UTF-2000の本質とは
Kouichirou Eto
2002 @ eto.com
2002年 8月 27日 (火) 20:16:26 JST
江渡です。
> 「具体的」というのがどのレベルなのかが判らないですが、多分、ビット組合
> せ・バイト列レベルには言及してないので、TRON みたいに独自のコードを作
> ろうという話ではないはずです。
具体的にというのは要するに、ある適当な文字列があるとして、メモリやファ
イル上にビット列、バイト列としてどのような形で存在しているのかという
ことです。どうもそんな話じゃないらしいということもわかってきましたが…。
> XEmacs UTF-2000 に関していえば、こういう分類でいえば、内部コードを問題
> にしています。
>
> 一方、CHISE Project では CHISE 環境全体を対象にすることになります。

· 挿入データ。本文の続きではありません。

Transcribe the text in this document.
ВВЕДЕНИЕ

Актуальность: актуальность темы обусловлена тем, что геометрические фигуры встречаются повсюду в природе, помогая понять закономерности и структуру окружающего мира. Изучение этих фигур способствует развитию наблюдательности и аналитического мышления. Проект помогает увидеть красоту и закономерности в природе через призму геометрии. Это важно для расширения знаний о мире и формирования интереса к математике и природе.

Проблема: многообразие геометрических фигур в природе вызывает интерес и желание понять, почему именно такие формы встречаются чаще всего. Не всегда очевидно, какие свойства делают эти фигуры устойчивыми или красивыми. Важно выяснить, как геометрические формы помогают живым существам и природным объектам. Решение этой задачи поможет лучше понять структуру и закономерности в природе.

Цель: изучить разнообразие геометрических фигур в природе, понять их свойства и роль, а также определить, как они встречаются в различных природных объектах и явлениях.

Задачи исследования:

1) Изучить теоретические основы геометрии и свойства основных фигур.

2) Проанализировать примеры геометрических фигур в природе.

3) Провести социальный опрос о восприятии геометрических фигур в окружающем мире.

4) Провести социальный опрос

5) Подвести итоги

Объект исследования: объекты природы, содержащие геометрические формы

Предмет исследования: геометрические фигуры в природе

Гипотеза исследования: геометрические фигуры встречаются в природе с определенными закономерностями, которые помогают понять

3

> (コード列も文字オブジェクトへのポインターとして解釈されます)
UTF-2000の利点を考えてみると、原理的に外字が存在しない、存在する必要
がないということではないかと思います。しかしそうすると、常に無限個の
文字が存在するということになり、ある文字が普通に存在する文字なのか、
そうでないのかを判定する方法が無くなってしまいます。一般的には。
そこで質問なのですが、文字とは一体何でしょうか?
> ;; 内部と外部とかいうと、オートポイエーシスの概念が頭をよぎったりして、
> ;; つい「内部も外部もない(入力も出力もない;システムに外部はない)」
> ;; とか言いたくなっちゃうんですが、文字符号化の歴史(を含めた文字表現
> ;; の歴史)を見れば、そういう側面は多々あったと思います。つまり、『内
> ;; 部表現』として導入されたものは大抵それに留まらず『外部』との情報交
> ;; 換にも使われてきたと思います(例:シフト JIS)。また、Shift_JIS で
> ;; 符号化された XML 文書中の文字の XML 層での解釈は JIS X 0208:1990 で
> ;; はなく Unicode で行われ、その文書が表現する文字は Unicode のものと
> ;; は限らない、とか、Internet の mail 形式では STD 11 層では全てが
> ;; US-ASCII で解釈されるが、MIME 層では同じものが MIME-charset によっ
> ;; て様々な符号で解釈される、というように、メタ・ベース言語とか「表さ
> ;; れるもの」と「表すもの」は必ずしも一致しないという形式言語や記号の
> ;; 一般的な性質は文字表現でも当てはまります。その点でも、「内部コード」
> ;; 「外部コード」というのはちょっといまいちかなと思います。言い替えに
> ;; 過ぎないかも知れないけど、「シリアライズ」とかいう方が個人的には好
> ;; きです。
外部というのをどう定義するかはいろいろありますが、とりあえず文字符号
化という事象一般に関して言えば、それはまず非常に政治的なやりとりであ
ると思います。そのような意味での外部というのは常にある。
そこで知りたいのは、そのような政治的な意味での外部とはどのように関係
していこうと考えているのでしょうか。最終的にはCHISE projectがなんら
かの規約や標準を提供しようと考えているのか、それともそういったことと
は関係無く、純粋に技術的な実験であるとして続けていこうとしているのか。
また別の話で、以前守岡さんにはお話ししたのですが、再度メーリングリス
ト上で書いておきます。UTF-2000というネーミングはとても悪いと思います。
いろいろ議論していてどのようなものを目指しているのかがわかってきたの
ですが、それは文字をコード化(数値化)するという発想から逃れた上でどの
ようにコンピュータで文字を扱うことができるかを試みるという非常にラディ
カルな実験であると思うのですが、しかしUTF-2000という名前で直感的に印
象付けられるのはその正反対であり、つまりコード化(数値化)を徹底して、
今まで以上にあらゆる文字にコードをわりふろうとしているプロジェクトな
のだと直感的に思っていました。つまり伝えるべき印象と正反対の印象を与
えてしまっているのです。
これは直観の話なので、私だけの印象じゃないかという判断もなりたちうる
のですが、そもそも私の仕事は直観を形にすることなので、プロの判断とし
てそう思いました。
> かえって混乱させちゃったらごめんなさい。